Berry on Early Modern Information

I admit that I’m a great admirer of Berry, but this is going to be fun. My own thoughts about Early modern Japan as an intellectual renaissance are going to have to be tested against this scholarship.

The University of California Press is pleased to announce the publication of:

Japan in Print: Information and Nation in the Early Modern Period

Mary Elizabeth Berry is Professor of History at the University of California, Berkeley. She is the author of _The Culture of Civil War in Kyoto_ (California, 1994) and _Hideyoshi_ (1982).

“In _Japan in Print_, Mary Elizabeth Berry crisply condenses a remarkable amount of primary research on difficult and little-known materials, and it interprets those materials in a highly original framework.”-Karen E. Wigen, author of _The Making of a Japanese Periphery, 1750-1920_

A quiet revolution in knowledge separated the early modern period in Japan from all previous time. After 1600, self-appointed investigators used the model of the land and cartographic surveys of the newly unified state to observe and order subjects such as agronomy, medicine, gastronomy, commerce, travel, and entertainment. They subsequently circulated their findings through a variety of commercially printed texts: maps, gazetteers, family encyclopedias, urban directories, travel guides, official personnel rosters, and instruction manuals for everything from farming to lovemaking. In this original and gracefully written book, Mary Elizabeth Berry considers the social processes that drove the information explosion of the 1600s.
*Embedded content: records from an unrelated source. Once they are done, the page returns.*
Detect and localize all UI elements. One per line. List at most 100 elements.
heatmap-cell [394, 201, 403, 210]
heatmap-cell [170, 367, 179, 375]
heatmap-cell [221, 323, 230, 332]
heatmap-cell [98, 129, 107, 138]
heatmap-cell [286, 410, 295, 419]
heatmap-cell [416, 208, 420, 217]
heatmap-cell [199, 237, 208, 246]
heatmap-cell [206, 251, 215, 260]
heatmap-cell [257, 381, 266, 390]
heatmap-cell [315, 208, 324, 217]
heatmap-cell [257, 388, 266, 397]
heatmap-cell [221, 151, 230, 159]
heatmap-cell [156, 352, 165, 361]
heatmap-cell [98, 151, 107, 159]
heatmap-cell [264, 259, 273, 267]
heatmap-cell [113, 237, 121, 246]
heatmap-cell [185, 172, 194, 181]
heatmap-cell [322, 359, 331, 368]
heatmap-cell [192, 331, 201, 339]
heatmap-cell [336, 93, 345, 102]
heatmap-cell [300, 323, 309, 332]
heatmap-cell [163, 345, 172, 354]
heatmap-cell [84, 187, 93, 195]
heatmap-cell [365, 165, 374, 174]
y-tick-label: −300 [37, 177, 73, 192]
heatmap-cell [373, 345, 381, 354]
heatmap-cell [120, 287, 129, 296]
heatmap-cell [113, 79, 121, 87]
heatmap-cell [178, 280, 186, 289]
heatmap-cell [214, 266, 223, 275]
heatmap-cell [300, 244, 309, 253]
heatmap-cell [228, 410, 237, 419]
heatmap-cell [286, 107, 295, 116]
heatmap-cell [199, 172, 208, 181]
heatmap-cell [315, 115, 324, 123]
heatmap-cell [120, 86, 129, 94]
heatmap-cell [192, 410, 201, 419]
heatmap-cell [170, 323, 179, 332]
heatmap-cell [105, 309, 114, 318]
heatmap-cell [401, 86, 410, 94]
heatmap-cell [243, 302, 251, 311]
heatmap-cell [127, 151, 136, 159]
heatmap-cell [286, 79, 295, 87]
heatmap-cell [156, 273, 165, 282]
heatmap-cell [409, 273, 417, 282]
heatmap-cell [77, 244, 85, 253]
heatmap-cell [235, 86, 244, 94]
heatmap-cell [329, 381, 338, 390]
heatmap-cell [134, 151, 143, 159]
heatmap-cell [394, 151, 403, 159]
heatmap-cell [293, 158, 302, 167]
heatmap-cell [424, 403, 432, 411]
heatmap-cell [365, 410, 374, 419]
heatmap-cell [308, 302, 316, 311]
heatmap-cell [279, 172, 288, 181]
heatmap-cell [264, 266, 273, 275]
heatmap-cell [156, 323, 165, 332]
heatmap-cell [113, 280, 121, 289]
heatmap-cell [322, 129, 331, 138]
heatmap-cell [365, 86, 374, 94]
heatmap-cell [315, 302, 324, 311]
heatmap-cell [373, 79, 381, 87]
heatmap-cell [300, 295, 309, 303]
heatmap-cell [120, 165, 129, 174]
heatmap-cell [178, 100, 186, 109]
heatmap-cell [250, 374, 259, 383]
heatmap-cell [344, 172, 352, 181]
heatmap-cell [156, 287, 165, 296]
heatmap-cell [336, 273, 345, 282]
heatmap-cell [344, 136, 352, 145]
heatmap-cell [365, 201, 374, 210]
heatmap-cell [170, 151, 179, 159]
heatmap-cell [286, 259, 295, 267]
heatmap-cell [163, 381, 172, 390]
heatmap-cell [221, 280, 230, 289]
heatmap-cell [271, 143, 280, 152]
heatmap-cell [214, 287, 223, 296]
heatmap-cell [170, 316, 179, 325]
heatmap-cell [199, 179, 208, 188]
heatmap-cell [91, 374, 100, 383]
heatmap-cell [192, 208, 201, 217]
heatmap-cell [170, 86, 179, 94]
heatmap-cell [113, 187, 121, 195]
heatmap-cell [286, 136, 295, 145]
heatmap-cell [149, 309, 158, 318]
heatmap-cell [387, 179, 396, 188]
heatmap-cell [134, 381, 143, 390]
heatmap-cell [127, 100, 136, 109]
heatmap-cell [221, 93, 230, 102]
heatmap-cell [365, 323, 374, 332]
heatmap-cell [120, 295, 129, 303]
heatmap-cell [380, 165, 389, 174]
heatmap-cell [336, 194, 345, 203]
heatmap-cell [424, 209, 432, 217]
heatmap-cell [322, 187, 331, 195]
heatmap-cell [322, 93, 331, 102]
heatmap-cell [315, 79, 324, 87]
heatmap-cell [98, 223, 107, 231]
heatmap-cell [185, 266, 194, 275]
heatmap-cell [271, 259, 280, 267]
Inviting readers to examine the contours and
meanings of this transformation, Berry provides a fascinating account of the conversion of the public from an object of state surveillance into a subject of self-knowledge.

Full information about the book, including the table of contents, is available online: http://go.ucpress.edu/Berry

The use of maps and visual materials in Culture of Civil War gives us some hints about the direction she’s likely going here. I love my job.

2 Comments

  1. This “quiet revolution” owed much to Oda Nobunaga and Hashiba (Toyotomi) Hideyoshi! The miltary stability which they brought to Japan coupled with Hideyoshi’s cadastral survey, the control/suppression of foreign distractors represented by the Portuguese and Dutch countervailing interests, and the ordering and organization of the shoguns provided opportunities for intellectual and commercial elements to propel society forward. Japan certainly had had a “quiet” industrial revolution which Westerners failed to appreciate fully since it didn’t look just like the Western model. It appears that Berry’s book may play a useful role in highlighting an important and somewhat overlooked transition.

    Doc Rock

  2. I think she’s taking the transition to peace pretty much as given (having covered most of that ground in Hideyoshi, though there’s been some revision of that in the intervening years) and is focusing on the “print revolution” aspect of the 16-17th centuries. But I won’t know for sure until I read it.